Concurrently with the execution of the Purchase Agreement, certain officers and directors and 5% shareholders of the Company entered into lock-up agreements (the “Lock-Up Agreements”) pursuant to which they have agreed, among other things, not to sell or dispose of any shares of Common Stock which are or will be beneficially owned by them for ninety days following the closing of the Financing.


The Company currently intends to use the net proceeds from the Financing for general corporate and working capital purposes.


The Company entered into a letter agreement dated April 21, 2020 (the “Letter Agreement’) with Maxim Group LLC, as exclusive placement agent (the “Placement Agent”), pursuant to which the Placement Agent agreed to act as the sole lead/exclusive placement agent in connection with the Financing.  The Company agreed to pay the Placement Agent an aggregate fee equal to 7.0% of the gross proceeds raised in the Financing. The Company also agreed to reimburse the Placement Agent for certain expenses, including for fees and expenses related to legal expenses limited to $50,000.

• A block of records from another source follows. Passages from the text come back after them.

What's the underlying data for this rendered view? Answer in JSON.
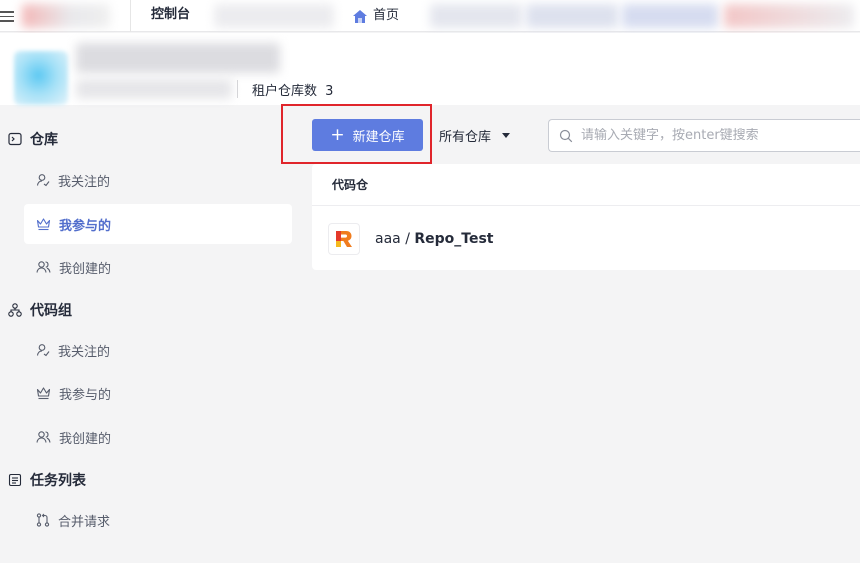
{
  "topbar": {
    "console_tab": "控制台",
    "home_tab": "首页"
  },
  "header": {
    "repo_count_label": "租户仓库数",
    "repo_count_value": "3"
  },
  "sidebar": {
    "repo_section": {
      "title": "仓库",
      "items": [
        {
          "label": "我关注的",
          "icon": "user-follow-icon",
          "active": false
        },
        {
          "label": "我参与的",
          "icon": "crown-icon",
          "active": true
        },
        {
          "label": "我创建的",
          "icon": "users-icon",
          "active": false
        }
      ]
    },
    "group_section": {
      "title": "代码组",
      "items": [
        {
          "label": "我关注的",
          "icon": "user-follow-icon"
        },
        {
          "label": "我参与的",
          "icon": "crown-icon"
        },
        {
          "label": "我创建的",
          "icon": "users-icon"
        }
      ]
    },
    "task_section": {
      "title": "任务列表",
      "items": [
        {
          "label": "合并请求",
          "icon": "merge-request-icon"
        }
      ]
    }
  },
  "toolbar": {
    "new_repo_label": "新建仓库",
    "filter_label": "所有仓库",
    "search_placeholder": "请输入关键字，按enter键搜索"
  },
  "list": {
    "column_header": "代码仓",
    "rows": [
      {
        "owner": "aaa",
        "separator": " / ",
        "name": "Repo_Test"
      }
    ]
  },
  "colors": {
    "primary": "#5e7ce0",
    "active_text": "#526ecc",
    "highlight_border": "#e0252b"
  }
}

A copy of the Letter Agreement, form of the Purchase Agreement, form of the Lock-up Agreement, and form of warrants are attached hereto as Exhibits 10.1, 10.2, 10.3, and 4.1, respectively, and are incorporated herein by reference. The foregoing summaries of the terms of the Letter Agreement, the Purchase Agreement, the Lock-up Agreement and the warrants are subject to, and qualified in their entirety by, such documents.


On April 30 2020, the Company issued a press release announcing the Financing. A copy of the press release is attached hereto as Exhibit 99.1 and is incorporated herein by reference.


Item 3.02. Unregistered Sales of Equity Securities.


On April 29, 2020, the Company entered into the Purchase Agreement described in Item 1.01 of this Current Report on Form 8-K pursuant to which, among other things, it agreed to issue the Warrants to the investors. The offering of the warrants is being made pursuant to an exemption from the registration requirements of Section 5 of the Securities Act contained in Section 4(a)(2) thereof and/or Regulation D promulgated thereunder. The information contained above in Item 1.01 related to the warrants and the shares underlying the warrants is hereby incorporated by reference into this Item 3.02.





Item 9.01. Financial Statements and Exhibits.


  (d)  Exhibits


Exhibit No.   Description
4.1   Form of Common Stock Purchase Warrant.
5.1   Legal Opinion of Loeb & Loeb, LLP.
10.1   Letter Agreement, dated April 21, 2020 between IT Tech Packaging, Inc. and Maxim Group LLC.
10.2   Form of Securities Purchase Agreement dated April 29, 2020, among IT Tech Packaging, Inc. and certain institutional investors.
10.3   Form of Lock-up Agreement dated April 29, 2020, among IT Tech Packaging, Inc. and certain individuals.
99.1   Press Release dated April 30, 2020.







Pursuant to the requirements of the Securities Exchange Act of 1934, the registrant has duly caused this report to be signed on its behalf by the undersigned hereunto duly authorized.